Project information
- Client: HEIG-VD
- Project URL: https://modos.heig-vd.ch/
- Categories: Image Classification, Deep Learning, Computer Vision, Model Deployment
- Main technologies: Python, Tensorflow, Keras, Tensorflow-Serving, Docker
Summary
MoDoS is a social-impact initiative developed with HEIG-VD to create safe, accessible routing applications for seniors and individuals with reduced mobility. My role was to design, train, and deploy the core Computer Vision engine responsible for analyzing real-world street images and identifying potential mobility hazards.
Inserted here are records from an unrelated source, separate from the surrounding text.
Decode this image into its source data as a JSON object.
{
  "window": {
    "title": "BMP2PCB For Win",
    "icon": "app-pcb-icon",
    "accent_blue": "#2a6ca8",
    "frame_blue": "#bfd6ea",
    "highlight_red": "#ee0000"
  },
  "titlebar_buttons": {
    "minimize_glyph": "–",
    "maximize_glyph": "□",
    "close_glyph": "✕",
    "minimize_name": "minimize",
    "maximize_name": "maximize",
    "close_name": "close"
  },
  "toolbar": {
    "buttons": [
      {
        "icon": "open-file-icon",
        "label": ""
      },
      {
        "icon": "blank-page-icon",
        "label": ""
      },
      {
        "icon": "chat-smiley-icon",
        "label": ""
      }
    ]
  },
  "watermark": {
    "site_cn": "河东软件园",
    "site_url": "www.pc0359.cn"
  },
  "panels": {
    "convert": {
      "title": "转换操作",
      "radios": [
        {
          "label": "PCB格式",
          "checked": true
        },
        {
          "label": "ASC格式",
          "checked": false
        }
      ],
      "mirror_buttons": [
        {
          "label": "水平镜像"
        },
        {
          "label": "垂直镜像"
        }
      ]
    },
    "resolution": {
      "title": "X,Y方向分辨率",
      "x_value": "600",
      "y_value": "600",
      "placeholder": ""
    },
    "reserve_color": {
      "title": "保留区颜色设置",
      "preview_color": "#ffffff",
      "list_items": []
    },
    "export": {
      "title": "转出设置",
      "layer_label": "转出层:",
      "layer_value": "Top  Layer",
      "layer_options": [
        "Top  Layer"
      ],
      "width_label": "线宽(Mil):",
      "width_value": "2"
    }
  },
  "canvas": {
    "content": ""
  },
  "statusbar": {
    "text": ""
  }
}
Using TensorFlow and Keras, I fine-tuned a MobileNetV2 architecture to process crowdsourced images in real-time. Because the application required high availability and low latency, I containerized the final system with Docker and deployed it using TensorFlow Serving, seamlessly integrating the AI directly into the MoDoS user application.
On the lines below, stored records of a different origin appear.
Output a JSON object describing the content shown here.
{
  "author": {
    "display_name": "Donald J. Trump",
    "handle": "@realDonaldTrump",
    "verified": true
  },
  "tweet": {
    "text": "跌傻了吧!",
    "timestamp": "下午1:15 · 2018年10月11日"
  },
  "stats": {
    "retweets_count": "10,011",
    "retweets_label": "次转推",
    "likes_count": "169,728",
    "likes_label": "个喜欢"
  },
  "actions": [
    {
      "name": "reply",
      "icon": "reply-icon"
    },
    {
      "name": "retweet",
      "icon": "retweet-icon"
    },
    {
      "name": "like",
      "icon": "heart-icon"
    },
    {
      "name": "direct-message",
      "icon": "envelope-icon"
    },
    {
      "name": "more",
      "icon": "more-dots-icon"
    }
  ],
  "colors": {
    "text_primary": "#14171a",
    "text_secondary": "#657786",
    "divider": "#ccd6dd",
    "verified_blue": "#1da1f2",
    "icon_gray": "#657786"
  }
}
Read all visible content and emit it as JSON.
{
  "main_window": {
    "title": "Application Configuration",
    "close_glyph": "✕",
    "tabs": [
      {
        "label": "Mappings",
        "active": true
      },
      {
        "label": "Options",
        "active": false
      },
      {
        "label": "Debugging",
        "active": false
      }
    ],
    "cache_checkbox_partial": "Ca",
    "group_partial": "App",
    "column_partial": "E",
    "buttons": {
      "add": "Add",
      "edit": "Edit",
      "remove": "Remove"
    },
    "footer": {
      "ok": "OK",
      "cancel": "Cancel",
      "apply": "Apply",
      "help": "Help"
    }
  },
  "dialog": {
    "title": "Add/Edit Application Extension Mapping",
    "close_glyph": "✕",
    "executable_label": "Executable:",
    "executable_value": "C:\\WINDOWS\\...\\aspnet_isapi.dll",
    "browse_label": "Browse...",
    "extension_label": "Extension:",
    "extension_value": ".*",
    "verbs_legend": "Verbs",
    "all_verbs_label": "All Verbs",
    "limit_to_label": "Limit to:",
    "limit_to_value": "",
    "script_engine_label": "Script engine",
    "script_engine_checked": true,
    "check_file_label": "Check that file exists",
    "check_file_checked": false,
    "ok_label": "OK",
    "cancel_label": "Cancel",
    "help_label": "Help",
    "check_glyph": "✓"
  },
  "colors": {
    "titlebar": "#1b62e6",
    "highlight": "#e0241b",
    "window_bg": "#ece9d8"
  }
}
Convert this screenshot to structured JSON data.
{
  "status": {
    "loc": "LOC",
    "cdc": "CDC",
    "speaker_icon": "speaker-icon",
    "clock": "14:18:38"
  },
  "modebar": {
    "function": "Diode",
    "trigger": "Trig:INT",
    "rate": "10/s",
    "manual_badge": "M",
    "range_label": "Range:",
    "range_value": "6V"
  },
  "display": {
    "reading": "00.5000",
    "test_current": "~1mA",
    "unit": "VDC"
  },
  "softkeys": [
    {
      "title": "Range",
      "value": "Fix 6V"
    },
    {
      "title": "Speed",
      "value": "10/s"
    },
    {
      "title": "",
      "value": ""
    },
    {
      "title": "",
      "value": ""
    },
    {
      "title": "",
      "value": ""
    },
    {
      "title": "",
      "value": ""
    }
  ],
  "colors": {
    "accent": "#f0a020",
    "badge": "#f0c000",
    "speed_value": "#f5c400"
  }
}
Overcoming Imbalanced Data with a Two-Stage Architecture
The raw dataset was crowdsourced during a local "Mapping Party." Consequently, the data was highly imbalanced, containing an overwhelming number of "normal" street images and very few examples of actual hazards.
To prevent the model from becoming biased, I engineered a specialized two-stage classification pipeline:
- Stage 1 (Anomaly Detection): A binary classifier that first determines if an image contains a problem or is completely clear. (Achieved an F1-score of 0.81)
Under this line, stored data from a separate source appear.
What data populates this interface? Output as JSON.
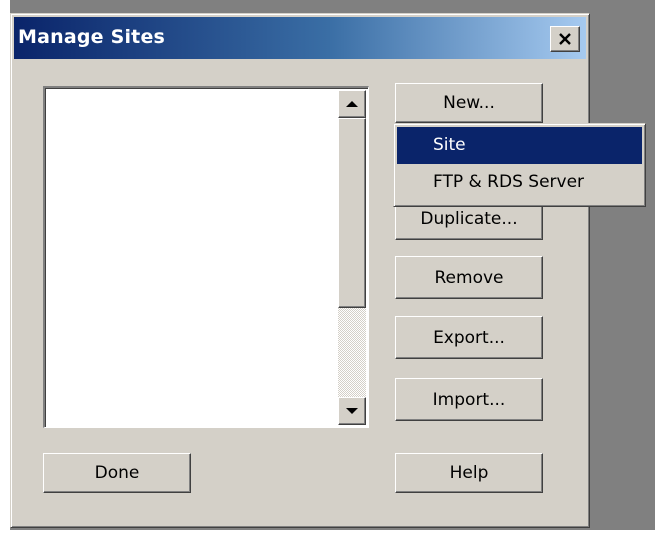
{
  "dialog": {
    "title": "Manage Sites",
    "close_label": "×"
  },
  "sites_list": {
    "items": []
  },
  "buttons": {
    "new": "New...",
    "duplicate": "Duplicate...",
    "remove": "Remove",
    "export": "Export...",
    "import": "Import...",
    "done": "Done",
    "help": "Help"
  },
  "new_menu": {
    "items": [
      {
        "label": "Site",
        "selected": true
      },
      {
        "label": "FTP & RDS Server",
        "selected": false
      }
    ]
  },
  "icons": {
    "close": "close-icon",
    "scroll_up": "arrow-up-icon",
    "scroll_down": "arrow-down-icon"
  },
  "colors": {
    "titlebar_start": "#0a246a",
    "titlebar_end": "#a6caf0",
    "dialog_face": "#d4d0c8",
    "selection": "#0a246a"
  }
}
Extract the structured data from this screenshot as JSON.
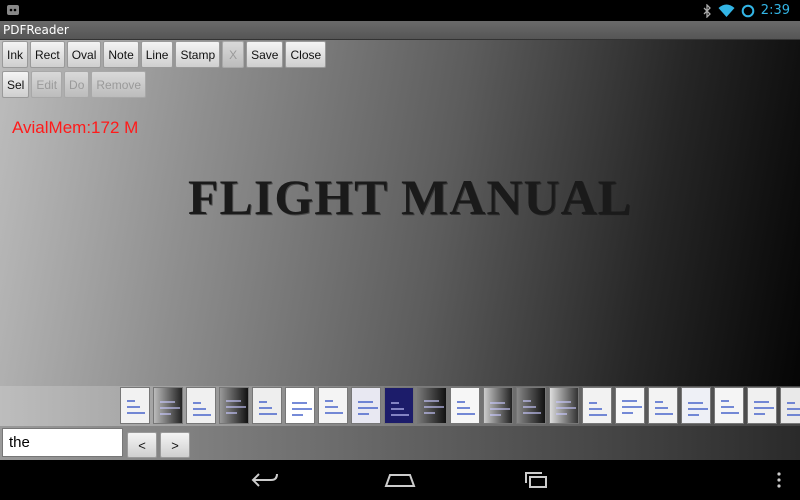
{
  "status_bar": {
    "time": "2:39",
    "icons": [
      "app-logo-icon",
      "bluetooth-icon",
      "wifi-icon",
      "sync-ring-icon"
    ]
  },
  "app": {
    "title": "PDFReader"
  },
  "toolbar": {
    "row1": [
      {
        "key": "ink",
        "label": "Ink",
        "enabled": true
      },
      {
        "key": "rect",
        "label": "Rect",
        "enabled": true
      },
      {
        "key": "oval",
        "label": "Oval",
        "enabled": true
      },
      {
        "key": "note",
        "label": "Note",
        "enabled": true
      },
      {
        "key": "line",
        "label": "Line",
        "enabled": true
      },
      {
        "key": "stamp",
        "label": "Stamp",
        "enabled": true
      },
      {
        "key": "x",
        "label": "X",
        "enabled": false
      },
      {
        "key": "save",
        "label": "Save",
        "enabled": true
      },
      {
        "key": "close",
        "label": "Close",
        "enabled": true
      }
    ],
    "row2": [
      {
        "key": "sel",
        "label": "Sel",
        "enabled": true
      },
      {
        "key": "edit",
        "label": "Edit",
        "enabled": false
      },
      {
        "key": "do",
        "label": "Do",
        "enabled": false
      },
      {
        "key": "remove",
        "label": "Remove",
        "enabled": false
      }
    ]
  },
  "memory_label": "AvialMem:172 M",
  "page_heading": "FLIGHT MANUAL",
  "search": {
    "value": "the",
    "prev_label": "<",
    "next_label": ">"
  },
  "colors": {
    "memory_text": "#ff1a1a",
    "status_accent": "#33b5e5"
  },
  "navbar": {
    "icons": [
      "back-icon",
      "home-icon",
      "recent-apps-icon",
      "overflow-menu-icon"
    ]
  }
}
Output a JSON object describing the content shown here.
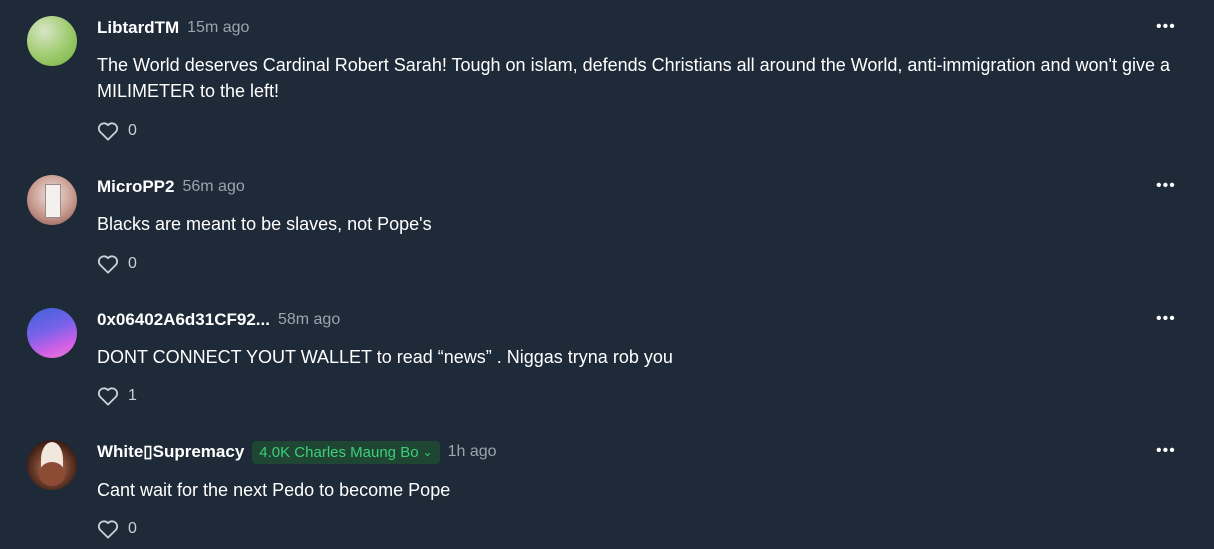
{
  "comments": [
    {
      "username": "LibtardTM",
      "time": "15m ago",
      "badge": "",
      "text": "The World deserves Cardinal Robert Sarah! Tough on islam, defends Christians all around the World, anti-immigration and won't give a MILIMETER to the left!",
      "likes": "0"
    },
    {
      "username": "MicroPP2",
      "time": "56m ago",
      "badge": "",
      "text": "Blacks are meant to be slaves, not Pope's",
      "likes": "0"
    },
    {
      "username": "0x06402A6d31CF92...",
      "time": "58m ago",
      "badge": "",
      "text": "DONT CONNECT YOUT WALLET to read “news” . Niggas tryna rob you",
      "likes": "1"
    },
    {
      "username": "White▯Supremacy",
      "time": "1h ago",
      "badge": "4.0K Charles Maung Bo",
      "text": "Cant wait for the next Pedo to become Pope",
      "likes": "0"
    }
  ],
  "icons": {
    "like": "heart-outline-icon",
    "more": "more-horizontal-icon",
    "badge_chevron": "chevron-down-icon"
  },
  "colors": {
    "background": "#1e2a38",
    "badge_bg": "#1f4632",
    "badge_text": "#3ccf7a",
    "muted_text": "#9aa4b1"
  }
}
- Stage 2 (Hazard Categorization): If an anomaly is detected, the image is passed to a secondary, highly specialized model that categorizes the exact hazard across seven classes (e.g., steep slopes, dangerous paths, narrow paths, obstacles, surface problems, or missing curb ramps). (Achieved an F1-score of 0.90)
The Result: By cascading these models, the system achieved a combined pipeline score of 0.73, successfully providing a lightweight, highly accurate visual AI tool to route vulnerable pedestrians away from urban hazards.